Magnetic induction heating of tissue: numerical evaluation of tumor temperature distributions.

A one dimensional (radial) numerical model based on the bioheat transfer equation has been developed and applied to the abdomen and pelvis heated by a concentric magnetic induction electrode. This model consists of four normal tissue regions: viscera, muscle, fat and skin. Each region is assigned thermal properties characteristic of that region and power deposition values consistent with those for this mode of heating. Tumors of 2, 4 and 7 cm thicknesses are positioned in five different radial locations ranging from the central axis to the skin surface. Two blood perfusion models of the tumor are considered: the uniformly perfused model and an annular model.

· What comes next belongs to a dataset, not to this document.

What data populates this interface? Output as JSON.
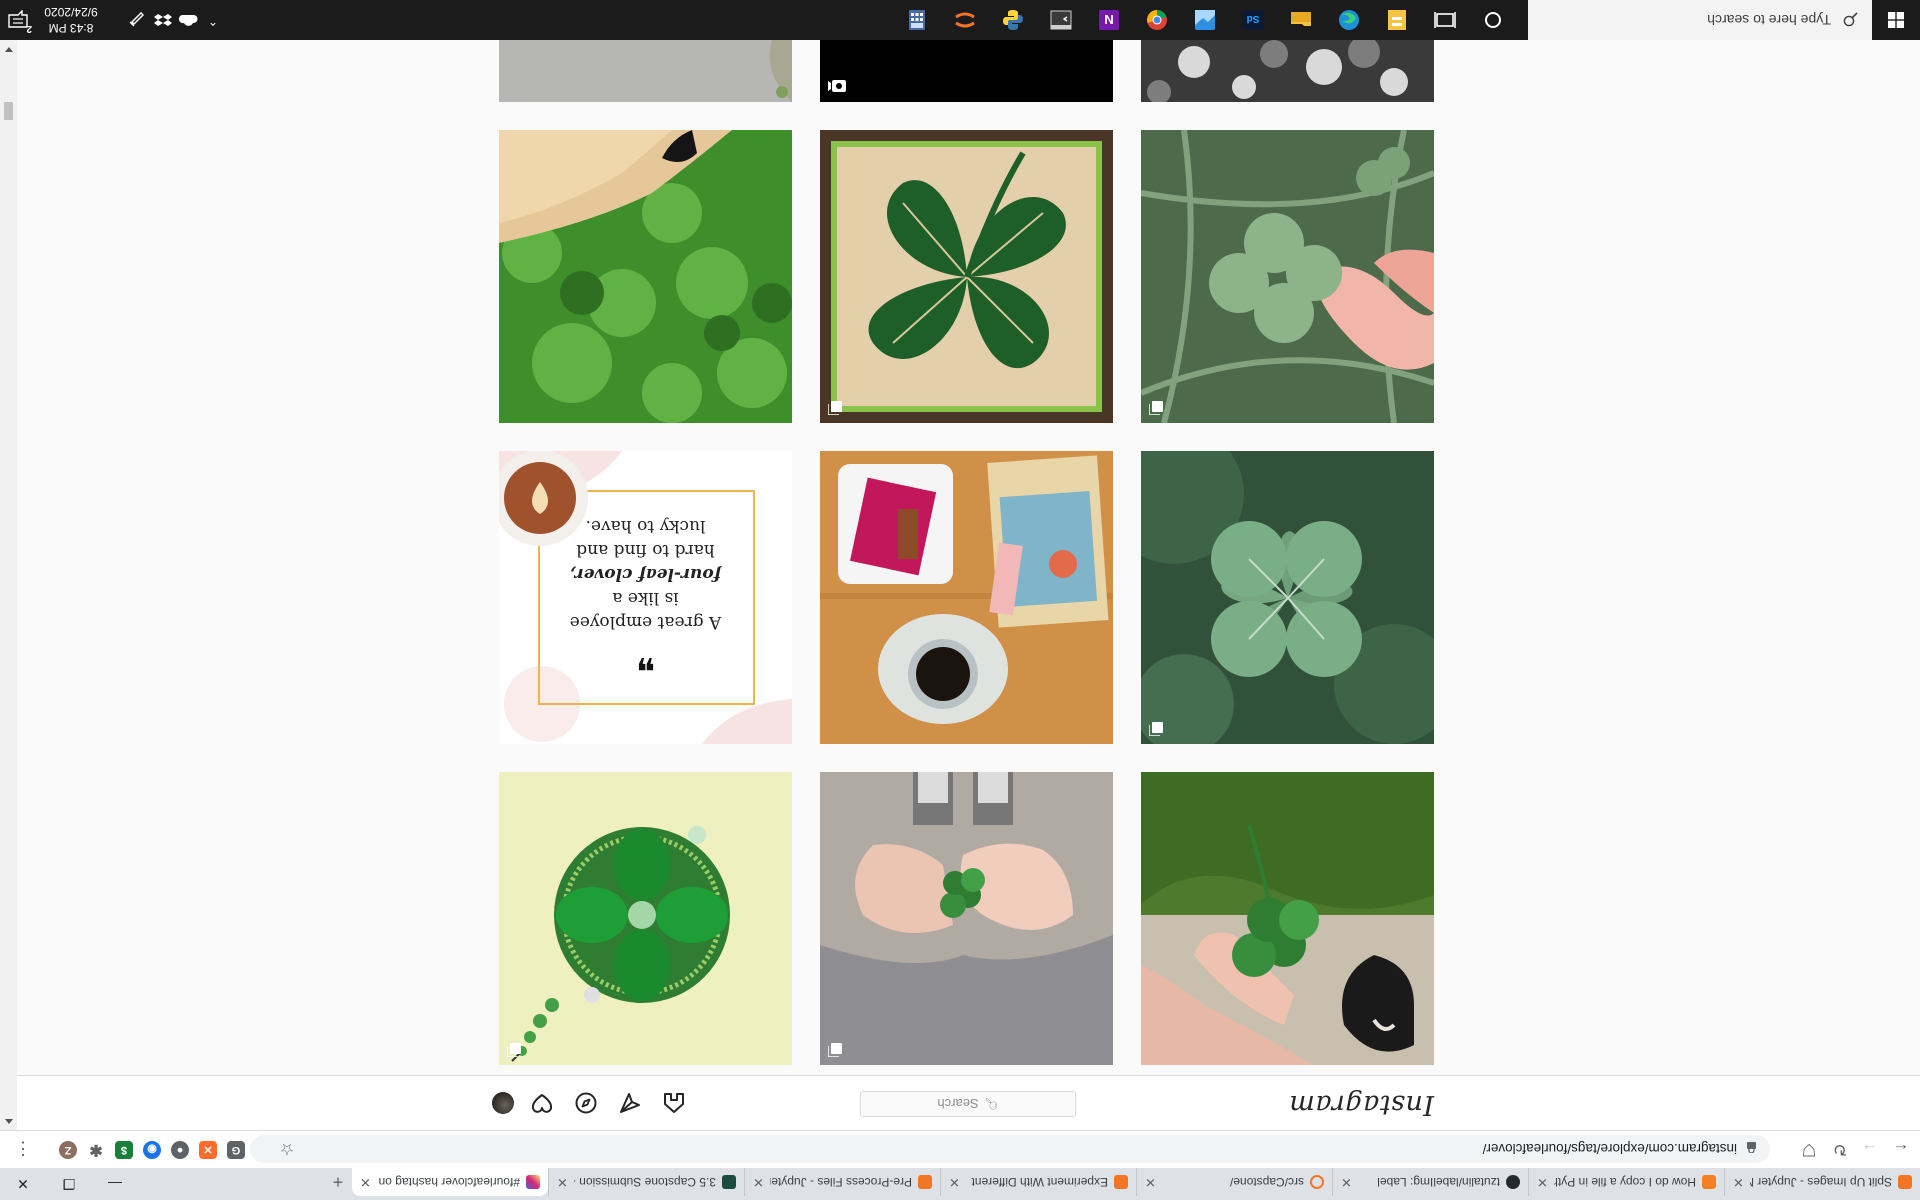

Tumor temperature distributions are considered acceptable if the average tumor temperature plus and minus two standard deviations lie between 42 degrees C and 60 degrees C. To stimulate practical clinical restrictions, muscle and fat temperatures are not allowed to exceed 44 degrees C, significant portions of the viscera (except for a 1 cm thick band) are not allowed to exceed 42 degrees C, and the total absorbed power required to maintain steady state cannot exceed one kilowatt. Over 100 possible cases are presented in a compact form. A conclusion drawn from this study is that with few exceptions, only small tumors in the muscle annulus are heated adequately with this modality. Large tumors will have significant unheated portions if the specified limitations are not exceeded. While this heating modality can raise the necrotic core of a tumor to high temperatures, it cannot adequately heat well perfused regions of a deep seated tumor. These conclusions are borne out clinically and are discussed in a companion paper.